Prunus blanchis dans le parc des Buttes-Chaumont, Paris 19e (75)

Quand j’ai aperçu ce bosquet d’arbres entièrement blancs dans le parc des Buttes-Chaumont alors que je les avais vu d’un beau pourpre quelques semaines et mois auparavant, j’ai d’abord cru à une méga attaque d’oïdium. Mais autant de blanc, c’est louche ! Après le sapin floqué, ce sont les prunus peinturlurés ? Non, c’est une installation artistique.

Prunus blanchis dans le parc des Buttes-Chaumont, Paris 19e (75)

Prunus blanchis dans le parc des Buttes-Chaumont, Paris 19e (75)

C’est une oeuvre d’art qui a été installée dans le parc des Buttes-Chaumont dans le cadre de la biennale de Belleville 2012 (jusqu’au 20 octobre 2012). Une création de l’artiste français Vincent Lamouroux, dénommée Air 23.

Prunus blanchis dans le parc des Buttes-Chaumont, Paris 19e (75)

Prunus blanchis dans le parc des Buttes-Chaumont, Paris 19e (75)

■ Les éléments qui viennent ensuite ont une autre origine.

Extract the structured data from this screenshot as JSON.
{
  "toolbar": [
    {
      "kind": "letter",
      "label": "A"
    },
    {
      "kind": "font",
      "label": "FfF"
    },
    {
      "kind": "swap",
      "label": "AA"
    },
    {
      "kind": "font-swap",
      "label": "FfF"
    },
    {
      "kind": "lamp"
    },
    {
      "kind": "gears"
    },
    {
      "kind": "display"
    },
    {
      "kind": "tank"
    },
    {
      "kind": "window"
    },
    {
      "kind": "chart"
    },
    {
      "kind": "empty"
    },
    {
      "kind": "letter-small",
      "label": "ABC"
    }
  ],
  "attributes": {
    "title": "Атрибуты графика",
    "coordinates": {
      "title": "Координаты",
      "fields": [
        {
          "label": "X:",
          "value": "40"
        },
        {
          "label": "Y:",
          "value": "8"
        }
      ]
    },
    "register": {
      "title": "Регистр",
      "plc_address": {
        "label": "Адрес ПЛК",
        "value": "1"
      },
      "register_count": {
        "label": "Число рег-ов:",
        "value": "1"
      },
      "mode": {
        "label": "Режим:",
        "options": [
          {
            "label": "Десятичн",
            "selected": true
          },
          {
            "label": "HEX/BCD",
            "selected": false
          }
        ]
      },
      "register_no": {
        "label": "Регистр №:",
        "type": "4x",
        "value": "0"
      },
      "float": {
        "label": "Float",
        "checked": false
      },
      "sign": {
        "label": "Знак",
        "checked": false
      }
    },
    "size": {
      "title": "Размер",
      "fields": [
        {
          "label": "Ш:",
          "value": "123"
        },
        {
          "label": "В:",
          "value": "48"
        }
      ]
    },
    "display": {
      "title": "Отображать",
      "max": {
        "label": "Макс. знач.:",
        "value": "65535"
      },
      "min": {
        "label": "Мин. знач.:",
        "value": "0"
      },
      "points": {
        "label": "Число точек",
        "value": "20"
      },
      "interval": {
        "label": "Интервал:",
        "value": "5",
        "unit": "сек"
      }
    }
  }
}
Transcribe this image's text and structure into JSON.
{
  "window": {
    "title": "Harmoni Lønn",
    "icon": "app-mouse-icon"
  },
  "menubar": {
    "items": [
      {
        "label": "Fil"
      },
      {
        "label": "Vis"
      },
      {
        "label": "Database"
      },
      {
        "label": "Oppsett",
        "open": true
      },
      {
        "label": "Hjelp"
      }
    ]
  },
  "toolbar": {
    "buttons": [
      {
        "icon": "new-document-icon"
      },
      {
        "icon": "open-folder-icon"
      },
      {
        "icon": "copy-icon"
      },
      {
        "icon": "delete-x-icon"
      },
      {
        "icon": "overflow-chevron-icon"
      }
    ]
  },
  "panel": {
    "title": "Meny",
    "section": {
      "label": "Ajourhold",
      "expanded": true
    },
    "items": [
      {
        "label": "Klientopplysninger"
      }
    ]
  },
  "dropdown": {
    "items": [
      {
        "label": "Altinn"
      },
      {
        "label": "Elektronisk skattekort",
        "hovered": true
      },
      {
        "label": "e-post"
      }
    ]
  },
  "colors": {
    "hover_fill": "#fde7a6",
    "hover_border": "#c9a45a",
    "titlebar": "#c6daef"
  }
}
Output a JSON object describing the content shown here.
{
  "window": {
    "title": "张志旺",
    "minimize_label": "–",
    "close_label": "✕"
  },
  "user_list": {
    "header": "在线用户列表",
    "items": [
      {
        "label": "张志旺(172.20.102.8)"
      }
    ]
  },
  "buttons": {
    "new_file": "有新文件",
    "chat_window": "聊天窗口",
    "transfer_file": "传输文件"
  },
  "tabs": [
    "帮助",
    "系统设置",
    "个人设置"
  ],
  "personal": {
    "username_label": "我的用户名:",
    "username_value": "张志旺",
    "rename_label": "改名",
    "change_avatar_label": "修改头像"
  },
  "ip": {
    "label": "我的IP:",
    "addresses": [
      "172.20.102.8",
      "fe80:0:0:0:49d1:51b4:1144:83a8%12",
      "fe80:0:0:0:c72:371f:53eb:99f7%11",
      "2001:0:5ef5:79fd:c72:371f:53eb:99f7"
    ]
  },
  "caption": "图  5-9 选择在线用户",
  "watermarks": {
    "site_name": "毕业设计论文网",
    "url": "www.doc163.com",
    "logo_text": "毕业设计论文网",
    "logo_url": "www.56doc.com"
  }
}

Vouloir blanchir un bosquet de vénérables chênes ou feuillus du parc des Buttes-Chaumont a quelque chose d’irrespectueux pour les essences soigneusement protégées du grand espace vert de l’Est parisien. Irrespectueux ou doublement iconoclaste en cette époque où la couleur verte est devenue synonyme de respectabilité économique et de garantie de préservation d’une nature bien malmenée lorsque le blanchiment est à peu près l’exact symbole opposé, cumulant l’horreur économique et l’horreur écologique… Mais le propos de l’artiste n’est pas de faire une œuvre aussi directement polémique par ces allusions au greenwashing, il est — dans une intention purement esthétique — de vouloir s’en prendre à la couleur des arbres, ce qui après tout n’est pas une mince affaire puisqu’ici la question de l’échelle est loin d’être négligeable. Changer le vert pour le blanc, c’est un peu vouloir transformer le plomb en or, cette vieille lune des alchimistes, et contredire l’ordre naturel des choses, des saisons ; c’est aussi s’attaquer à un confort rétinien profondément inscrit dans notre système d’évaluation et de perception de l’espace environnant. Créée voici deux ans au Vent des Forêts, dans la Meuse, domaine forestier pour lequel elle était parfaitement taillée, cette œuvre, importée à Paris dans le contexte d’une zone arborée parfaitement domestiquée, prend une toute autre signification : elle vient dialoguer, à un siècle et demi de distance, avec l’art des jardins de l’ingénieur Alphand, créateur du parc, que l’on surnomma l’”ingénieur-artiste”.
Aussi nous ne dévoilerons pas sa véritable localisation, afin que vous la découvriez par hasard, au détour d’une allée du parc, constellation de collines et de petites facéties architecturales pensées dans le but de dérouter le promeneur et de le faire voyager dans un décor purement artificiel, où même, paraît-il, il fut question de construire les premières montagnes russes : le projet de Vincent Lamouroux peut aussi s’envisager comme le juste prolongement de cette architecture romantique conçue en pleine époque haussmannienne dans le but d’enchanter le quotidien des Parisiens et de les plonger dans une sorte de songe éveillé…”
Patrice Joly

Prunus blanchis dans le parc des Buttes-Chaumont, Paris 19e (75)

Ce n’est pas de la peinture, mais de la chaux éteinte.